The future will be small and mean. With that uninviting prospect in view, I am sailing, or drifting, or tumbling, to it. Sorry, but I have to add: so are you.
It has been a year of rain. When it was the season for snow, it rained. The thaws came, and the rains came. April showers brought May showers, and storms, and drizzles, and deluges. Some flowers came up. It rained in July, and it rained in August, and it rained in September. There was a hurricane in there somewhere, and it seemed like just another rainy night, until I saw all the water it left behind. A little variety in the menu for October, when it snowed, but then we went back to our diet of rain.
I have had substantial experience with rain, and I can tell you: Rain isn’t that interesting. It’s rarely (in these parts) challenging, or frightening, or exciting. What it is, is discouraging.
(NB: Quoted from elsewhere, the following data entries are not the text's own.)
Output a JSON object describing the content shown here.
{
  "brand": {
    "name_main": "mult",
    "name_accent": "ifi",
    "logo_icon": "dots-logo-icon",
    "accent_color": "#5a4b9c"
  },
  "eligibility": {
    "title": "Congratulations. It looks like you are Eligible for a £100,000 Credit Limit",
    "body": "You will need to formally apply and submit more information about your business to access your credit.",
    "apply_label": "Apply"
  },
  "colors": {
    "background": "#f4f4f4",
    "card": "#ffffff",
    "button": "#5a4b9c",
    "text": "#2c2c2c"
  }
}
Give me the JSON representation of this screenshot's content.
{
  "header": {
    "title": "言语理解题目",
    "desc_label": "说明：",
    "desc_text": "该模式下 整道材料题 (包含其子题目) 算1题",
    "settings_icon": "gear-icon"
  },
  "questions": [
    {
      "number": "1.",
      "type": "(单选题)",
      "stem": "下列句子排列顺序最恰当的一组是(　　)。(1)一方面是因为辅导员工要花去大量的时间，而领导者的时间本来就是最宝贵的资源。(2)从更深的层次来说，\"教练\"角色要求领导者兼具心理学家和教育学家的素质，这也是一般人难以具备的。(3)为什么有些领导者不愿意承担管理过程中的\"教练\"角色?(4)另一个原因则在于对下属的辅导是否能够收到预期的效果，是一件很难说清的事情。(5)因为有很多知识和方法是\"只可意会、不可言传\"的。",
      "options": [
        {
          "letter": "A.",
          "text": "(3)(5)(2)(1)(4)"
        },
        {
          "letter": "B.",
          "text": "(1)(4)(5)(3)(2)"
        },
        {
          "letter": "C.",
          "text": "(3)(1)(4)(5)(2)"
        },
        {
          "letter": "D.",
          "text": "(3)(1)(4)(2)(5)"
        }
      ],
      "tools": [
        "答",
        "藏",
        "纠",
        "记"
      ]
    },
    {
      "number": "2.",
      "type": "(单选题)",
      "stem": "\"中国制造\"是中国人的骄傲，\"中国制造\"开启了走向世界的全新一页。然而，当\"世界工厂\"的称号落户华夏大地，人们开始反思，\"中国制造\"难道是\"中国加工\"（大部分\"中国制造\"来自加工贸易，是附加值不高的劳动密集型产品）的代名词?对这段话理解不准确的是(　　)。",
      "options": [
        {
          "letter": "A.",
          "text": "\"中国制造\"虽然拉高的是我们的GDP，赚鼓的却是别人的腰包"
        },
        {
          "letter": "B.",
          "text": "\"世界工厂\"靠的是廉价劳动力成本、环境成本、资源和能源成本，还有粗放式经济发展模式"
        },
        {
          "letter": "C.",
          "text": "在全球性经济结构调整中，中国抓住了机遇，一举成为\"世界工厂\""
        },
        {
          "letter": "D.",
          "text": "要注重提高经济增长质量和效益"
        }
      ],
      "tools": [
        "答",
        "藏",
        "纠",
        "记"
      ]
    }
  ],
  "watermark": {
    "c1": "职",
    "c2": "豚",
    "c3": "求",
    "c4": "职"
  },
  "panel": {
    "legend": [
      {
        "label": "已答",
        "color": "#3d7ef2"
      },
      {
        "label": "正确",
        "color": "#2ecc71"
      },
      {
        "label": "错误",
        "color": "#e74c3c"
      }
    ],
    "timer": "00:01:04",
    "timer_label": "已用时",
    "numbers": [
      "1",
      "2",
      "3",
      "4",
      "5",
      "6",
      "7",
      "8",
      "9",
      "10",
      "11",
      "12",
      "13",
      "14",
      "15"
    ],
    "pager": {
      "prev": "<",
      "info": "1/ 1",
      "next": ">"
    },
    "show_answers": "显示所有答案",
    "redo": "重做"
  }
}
And when I look forward to the small, mean new world before us, I see us not marching toward it as an army, not dancing toward it like a parade, but shuffling toward it as a rabble, the foremost carrying the flag of this emerging nation. And on the flag is Rain.



This is going to sound too glib by half, I know, but often rain is what you make it. It can be refreshing. It also makes the crops grow. It’s also miserable sometimes, though, no matter how hard you try to make it something else. I get that.
And I also loved–and agree with–your first paragraph. So eloquently said.